Three separate safety vulnerabilities within the Apache OpenMeetings open supply Internet conferencing software will be strung collectively into an assault chain that permits risk actors to take over a consumer account, achieve admin privileges, and finally execute arbitrary code on a server working the app.
OpenMeetings can be utilized for video calls, shows, and different collaborative work, and is broadly deployed in tens of hundreds of enterprises, throughout each cloud and on-prem installations.
SonarSource risk researcher Stefan Schiller outlined the failings in a report on Thursday that disclosed the triple risk: a weak hash comparability bug tracked below CVE-2023-28936; an unrestricted entry through invitation hash tracked below CVE-2023-29023; and a null-byte injection bug tracked below CVE-2023-29246.
Customers are urged to replace OpenMeetings to model 7.1.0, which features a repair for all three flaws.
OpenMeetings’ Weak Hash Comparability Kicks Off Assault Chain
The trio of points exist within the software’s room creation and invitation course of. Schiller defined within the report that every time a brand new OpenMeetings invitation is shipped, a person digital “room” is generated, wherein one consumer can invite one other consumer. Each the room and consumer obtain randomly generated hashes which are distinctive to each the consumer and the room.
The primary gap on this course of, the weak hash comparability, will be exploited to permit unauthorized entry to an OpenMeetings invitation.
“The invitation hash is an extended worth (e.g., 3c6a04c8-f935-4226-90f9-34adbd7b4c2d), which is meant to be secret,” Schiller explains to Darkish Studying. “Solely somebody who is aware of this worth can redeem this invitation. But when an attacker makes use of a wildcard search when attempting to redeem an invite (e.g., 3%, which interprets to: ‘redeem the invitation hash starting with the character 3’), the attacker can simply redeem this invitation with out realizing the lengthy secret worth.”
On this occasion, no authentication is required, he factors out.
As soon as the attacker has taken over the invite and entered the room, the second bug permits the attackers to create “zombie rooms.” Mixed with the primary vulnerability, this units up the trail to elevating privileges and distant code execution.
Exploiting OpenMeetings Zombie Rooms
Schiller famous within the evaluation that “attackers can set off sure actions in an sudden order to create a room invitation with out a room assigned to it. This leads to an unrestricted invitation to entry any consumer account.”
This “sudden order” works like this, in response to the SonarSource report: A cyberattacker may create an occasion, then be part of the room related to the occasion, then delete the occasion whereas remaining within the room.
“Though the room can be deleted when its related occasion is deleted, the presence of the attacker within the room makes this a zombie room,” Schiller wrote. “Subsequent, the attacker creates an invite for the admin consumer to this room.”
Because of the second flaw, a consumer with an invite with no room hooked up to it has unfettered entry to the whole software. Menace actors can take over the admin invite they only created with the method outlined above, leading to elevated privileges. Thus, they achieve the power to alter settings and extra, Schiller explains to Darkish Studying.
“So as to create an invite (e.g., invite the admin consumer to realize his privileges), a registered consumer is required,” Schiller provides. “By default, anybody can simply register a consumer, which does not make this a hurdle for an attacker.”
From there, the attacker, armed with admin rights, can use the third bug to flee to the total server upon which OpenMeetings is hosted and remotely execute code.
“As soon as the third vulnerability is exploited, an attacker has full entry to the focused server,” Schiller warns. “This entry is just not restricted to the OpenMeetings app.
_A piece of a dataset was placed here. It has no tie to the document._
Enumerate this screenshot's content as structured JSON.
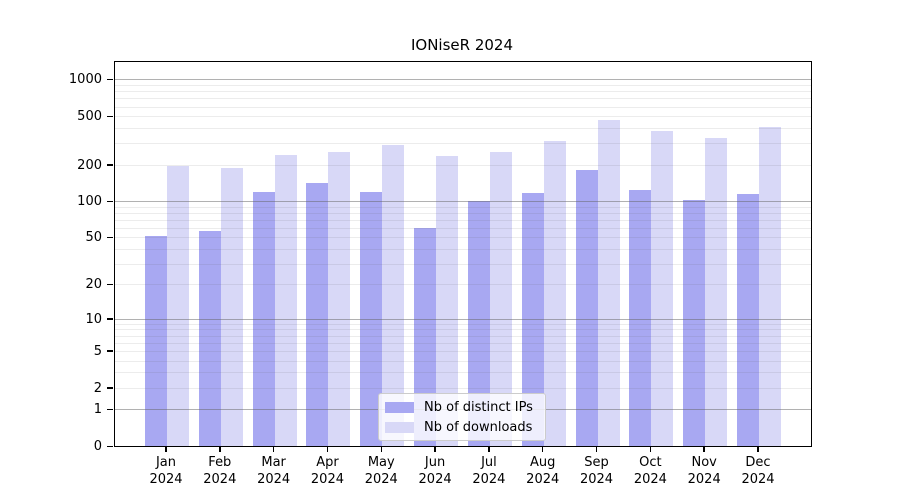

As a substitute, the attacker can entry any information saved on the server, set up malicious software program (e.g. cryptominers), and pivot to the inner community.”
Patch OpenMeetings Now
With the discharge of OpenMeetings 7.1.0, Apache famous safety enhancements in invitation hashes, consumer permissions, admin paths, and extra to treatment the weaknesses. The patches will not be ones to sleep on: Its official Docker picture has been downloaded greater than 50,000 occasions, and OpenMeetings will also be deployed as a plugin for functions equivalent to Jira, Confluence, or Drupal. Its footprint and elevated utilization of collaboration apps within the period of distant work are robust lures for cyberthreat actors.
“Its widespread adoption and the truth that it is likely to be used for delicate discussions, conferences, and collaborations make it a gorgeous goal for attackers,” the evaluation warned.